Вот такова была речь Гонсалеса. Её предварительно просматривал Пустовойт, утвердил Гамов. Гамов посоветовал и мне поработать над ней, я отказался. Это не моя епархия — внутренний террор.
День, начавший Неделю Тишины, меньше всего можно было назвать тихим. Стерео всё снова и снова повторяло речь Гонсалеса, а в промежутках между речью и известиями забивало уши музыкой. Наш добрый Омар Исиро, министр информации, искренне думал, что бравурная музыка превращает чёрные мысли, от которых впору вешаться, во что-то радостное.
Во всяком случае, тихая неделя шла очень тревожно — и для несдавшихся шаек, и для страны, истомившейся от неспокойствия, и особенно для нас — правительства, основавшего все планы на амнистии и всеобщем успокоении.
Первый День Милосердия дал обильный поток «амнистёров», но его перекрыл второй, а ещё больше третий день. Плотину нерешительности прорвало. Сдающиеся так торопились, словно страшились, что последний день сдачи наступит раньше, чем объявлен. На четвёртый день поток ослабел, а в последний, седьмой день, на пункты явилось лишь несколько человек.

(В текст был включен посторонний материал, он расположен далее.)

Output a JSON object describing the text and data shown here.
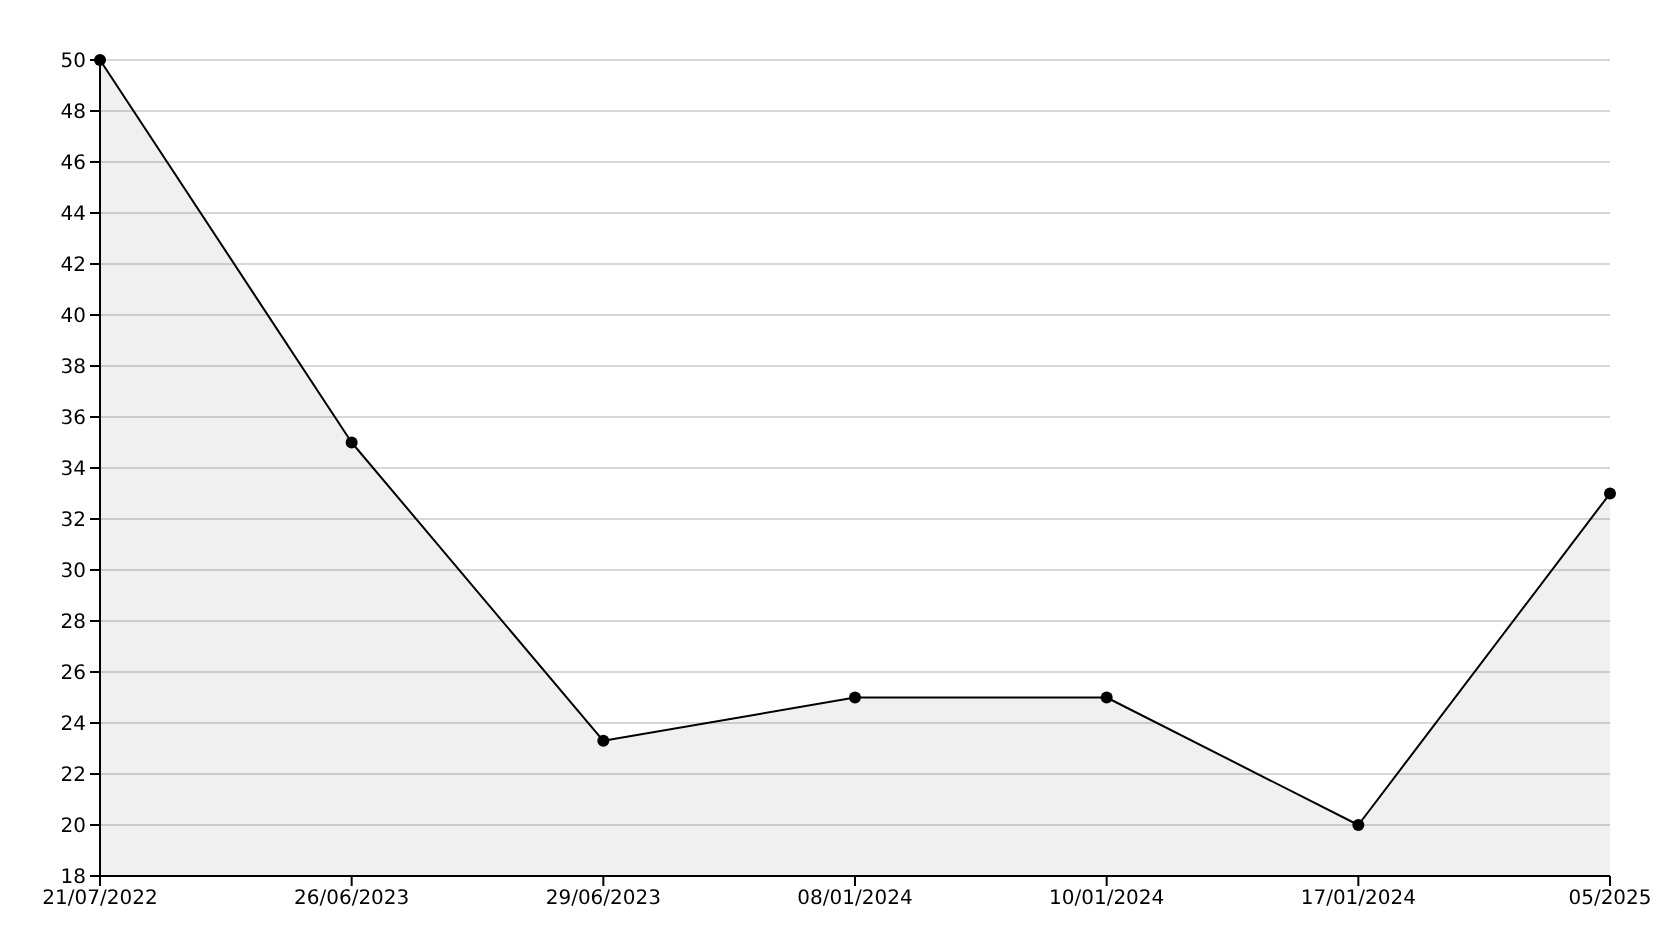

С бандитизмом в стране было покончено.
В речи к народу сразу же по завершении недели милосердия, Гамов именно так и обозначил достигнутый успех.

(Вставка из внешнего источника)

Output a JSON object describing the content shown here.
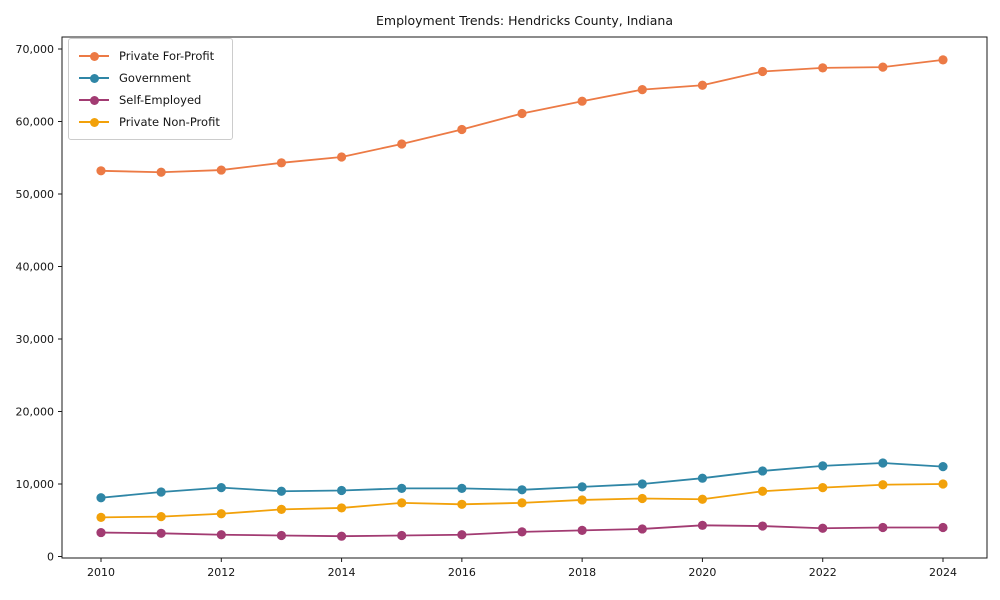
{
  "chart_data": {
    "type": "line",
    "title": "Employment Trends: Hendricks County, Indiana",
    "xlabel": "",
    "ylabel": "",
    "x": [
      2010,
      2011,
      2012,
      2013,
      2014,
      2015,
      2016,
      2017,
      2018,
      2019,
      2020,
      2021,
      2022,
      2023,
      2024
    ],
    "x_tick_labels": [
      "2010",
      "2012",
      "2014",
      "2016",
      "2018",
      "2020",
      "2022",
      "2024"
    ],
    "x_ticks": [
      2010,
      2012,
      2014,
      2016,
      2018,
      2020,
      2022,
      2024
    ],
    "y_ticks": [
      0,
      10000,
      20000,
      30000,
      40000,
      50000,
      60000,
      70000
    ],
    "y_tick_labels": [
      "0",
      "10,000",
      "20,000",
      "30,000",
      "40,000",
      "50,000",
      "60,000",
      "70,000"
    ],
    "ylim": [
      0,
      71500
    ],
    "grid": false,
    "legend_position": "upper-left",
    "axis_color": "#1a1a1a",
    "background_color": "#ffffff",
    "series": [
      {
        "name": "Private For-Profit",
        "color": "#EC7A45",
        "values": [
          53200,
          53000,
          53300,
          54300,
          55100,
          56900,
          58900,
          61100,
          62800,
          64400,
          65000,
          66900,
          67400,
          67500,
          68500
        ]
      },
      {
        "name": "Government",
        "color": "#2F86A6",
        "values": [
          8100,
          8900,
          9500,
          9000,
          9100,
          9400,
          9400,
          9200,
          9600,
          10000,
          10800,
          11800,
          12500,
          12900,
          12400
        ]
      },
      {
        "name": "Self-Employed",
        "color": "#A23B72",
        "values": [
          3300,
          3200,
          3000,
          2900,
          2800,
          2900,
          3000,
          3400,
          3600,
          3800,
          4300,
          4200,
          3900,
          4000,
          4000
        ]
      },
      {
        "name": "Private Non-Profit",
        "color": "#F2A10A",
        "values": [
          5400,
          5500,
          5900,
          6500,
          6700,
          7400,
          7200,
          7400,
          7800,
          8000,
          7900,
          9000,
          9500,
          9900,
          10000
        ]
      }
    ]
  }
}
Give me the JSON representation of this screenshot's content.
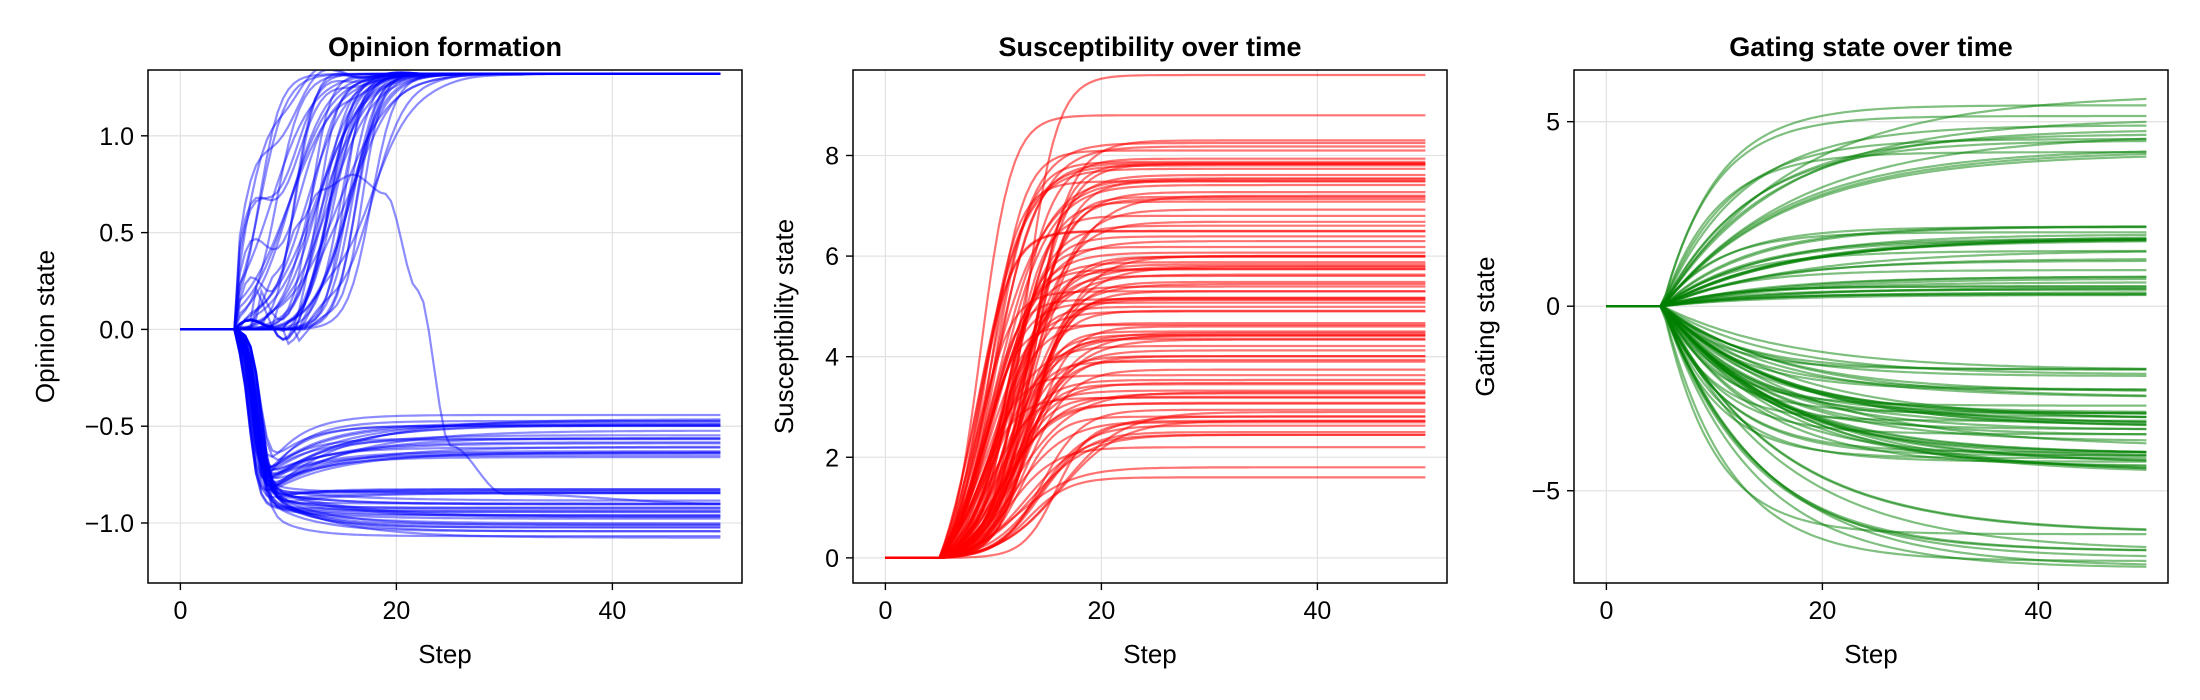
{
  "chart_data": [
    {
      "type": "line",
      "title": "Opinion formation",
      "xlabel": "Step",
      "ylabel": "Opinion state",
      "xlim": [
        -3,
        52
      ],
      "ylim": [
        -1.31,
        1.34
      ],
      "xticks": [
        0,
        20,
        40
      ],
      "xtick_labels": [
        "0",
        "20",
        "40"
      ],
      "yticks": [
        -1.0,
        -0.5,
        0.0,
        0.5,
        1.0
      ],
      "ytick_labels": [
        "−1.0",
        "−0.5",
        "0.0",
        "0.5",
        "1.0"
      ],
      "grid": true,
      "legend": "none",
      "line_color": "#0000ff",
      "line_opacity": 0.45,
      "x_range": [
        0,
        50
      ],
      "initial_value": 0.0,
      "onset_step": 5,
      "series_count": 100,
      "clusters": [
        {
          "center": 1.32,
          "spread": 0.0,
          "count": 45
        },
        {
          "center": -0.55,
          "spread": 0.16,
          "count": 25
        },
        {
          "center": -0.95,
          "spread": 0.18,
          "count": 30
        }
      ],
      "notable_series": [
        {
          "x": [
            0,
            5,
            7,
            9,
            11,
            13,
            16,
            19,
            22,
            25,
            30,
            50
          ],
          "y": [
            0,
            0,
            0.1,
            0.3,
            0.55,
            0.72,
            0.8,
            0.7,
            0.2,
            -0.6,
            -0.85,
            -0.9
          ]
        }
      ]
    },
    {
      "type": "line",
      "title": "Susceptibility over time",
      "xlabel": "Step",
      "ylabel": "Susceptibility state",
      "xlim": [
        -3,
        52
      ],
      "ylim": [
        -0.5,
        9.7
      ],
      "xticks": [
        0,
        20,
        40
      ],
      "xtick_labels": [
        "0",
        "20",
        "40"
      ],
      "yticks": [
        0,
        2,
        4,
        6,
        8
      ],
      "ytick_labels": [
        "0",
        "2",
        "4",
        "6",
        "8"
      ],
      "grid": true,
      "legend": "none",
      "line_color": "#ff0000",
      "line_opacity": 0.55,
      "x_range": [
        0,
        50
      ],
      "initial_value": 0.0,
      "onset_step": 5,
      "series_count": 100,
      "final_value_range": [
        1.6,
        9.6
      ],
      "notable_final_values": [
        9.6,
        8.8,
        8.3,
        8.1,
        7.2,
        6.5,
        6.0,
        5.3,
        4.9,
        4.5,
        3.9,
        3.2,
        2.5,
        2.2,
        1.8,
        1.6
      ]
    },
    {
      "type": "line",
      "title": "Gating state over time",
      "xlabel": "Step",
      "ylabel": "Gating state",
      "xlim": [
        -3,
        52
      ],
      "ylim": [
        -7.5,
        6.4
      ],
      "xticks": [
        0,
        20,
        40
      ],
      "xtick_labels": [
        "0",
        "20",
        "40"
      ],
      "yticks": [
        -5,
        0,
        5
      ],
      "ytick_labels": [
        "−5",
        "0",
        "5"
      ],
      "grid": true,
      "legend": "none",
      "line_color": "#008000",
      "line_opacity": 0.5,
      "x_range": [
        0,
        50
      ],
      "initial_value": 0.0,
      "onset_step": 5,
      "series_count": 100,
      "final_value_range": [
        -7.2,
        6.3
      ],
      "clusters": [
        {
          "center": 5.0,
          "spread": 0.9,
          "count": 14
        },
        {
          "center": 1.3,
          "spread": 1.0,
          "count": 30
        },
        {
          "center": -3.2,
          "spread": 1.5,
          "count": 46
        },
        {
          "center": -6.6,
          "spread": 0.5,
          "count": 10
        }
      ]
    }
  ]
}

— Всего сложило оружие 273565 человек, — сказал он. — Это означает, что массовый бандитизм ликвидирован. Отдельные преступления могут совершаться, от единичных преступлений не застраховано ни одно общество. Но организованной преступности больше нет. Вдумайтесь в это! Из внутренних войск, воевавших с бандитами, мы теперь сформируем десять дивизий в помощь фронту. Не меньше дивизий дадут и «амнистёры». Какое облегчение для страны! Какое облегчение!

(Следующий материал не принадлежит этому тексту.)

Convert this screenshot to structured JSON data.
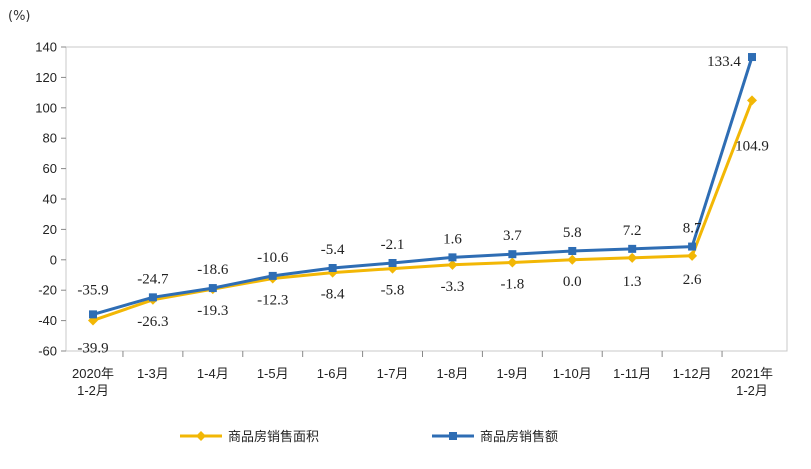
{
  "chart_data": {
    "type": "line",
    "ylabel": "(%)",
    "ylim": [
      -60,
      140
    ],
    "yticks": [
      -60,
      -40,
      -20,
      0,
      20,
      40,
      60,
      80,
      100,
      120,
      140
    ],
    "categories": [
      [
        "2020年",
        "1-2月"
      ],
      [
        "1-3月"
      ],
      [
        "1-4月"
      ],
      [
        "1-5月"
      ],
      [
        "1-6月"
      ],
      [
        "1-7月"
      ],
      [
        "1-8月"
      ],
      [
        "1-9月"
      ],
      [
        "1-10月"
      ],
      [
        "1-11月"
      ],
      [
        "1-12月"
      ],
      [
        "2021年",
        "1-2月"
      ]
    ],
    "series": [
      {
        "name": "商品房销售面积",
        "color": "#F2B705",
        "marker": "diamond",
        "values": [
          -39.9,
          -26.3,
          -19.3,
          -12.3,
          -8.4,
          -5.8,
          -3.3,
          -1.8,
          0.0,
          1.3,
          2.6,
          104.9
        ],
        "labels": [
          "-39.9",
          "-26.3",
          "-19.3",
          "-12.3",
          "-8.4",
          "-5.8",
          "-3.3",
          "-1.8",
          "0.0",
          "1.3",
          "2.6",
          "104.9"
        ]
      },
      {
        "name": "商品房销售额",
        "color": "#2E6DB4",
        "marker": "square",
        "values": [
          -35.9,
          -24.7,
          -18.6,
          -10.6,
          -5.4,
          -2.1,
          1.6,
          3.7,
          5.8,
          7.2,
          8.7,
          133.4
        ],
        "labels": [
          "-35.9",
          "-24.7",
          "-18.6",
          "-10.6",
          "-5.4",
          "-2.1",
          "1.6",
          "3.7",
          "5.8",
          "7.2",
          "8.7",
          "133.4"
        ]
      }
    ],
    "grid": false,
    "legend_position": "bottom"
  }
}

Он закончил речь обращением к женщинам. Воззвания к женщинам, как некий ударный аккорд, завершали почти все речи Гамова к народу:
— Милые мои подруги! Я обещал вам, что эту зиму вы будете без страха шагать по ночным улицам. Поздравляю вас: для страха оснований больше нет. И ещё поздравляю многих с тем, что их соскользнувшие с честной дороги дети и близкие вновь возвращены к нормальной жизни нормальных людей!
На очередном Ядре Гамов изъяснялся совсем не в таких радужных тонах. Впервые он сделал выговор Прищепе.
— Полковник Прищепа, вы безобразно ошиблись! Уверяли, что бандитов в стране сто семьдесят – сто восемьдесят тысяч, а сложило оружие в одну неделю больше двухсот семидесяти. Как строить надёжную политику на такой ненадёжной разведке? А если сведения о неприятельских силах столь же точны? Может быть, стремительное продвижение маршала Вакселя к Забону объясняется тем, что трагически преуменьшены его реальные силы?
Павел признал недостатки разведки, но указал и на объективные причины просчётов. В районах военных действий у него своя агентура. И живым агентам там помогает инструментальная разведка, сеть тайных датчиков — приборы точные и надёжные. Но внедрять своих людей в бандитские шайки гораздо трудней, инструменты здесь неприменимы. Наблюдать за неприятельской армией проще, чем следить за десятком преступников, сбившихся на короткое время в одну стаю.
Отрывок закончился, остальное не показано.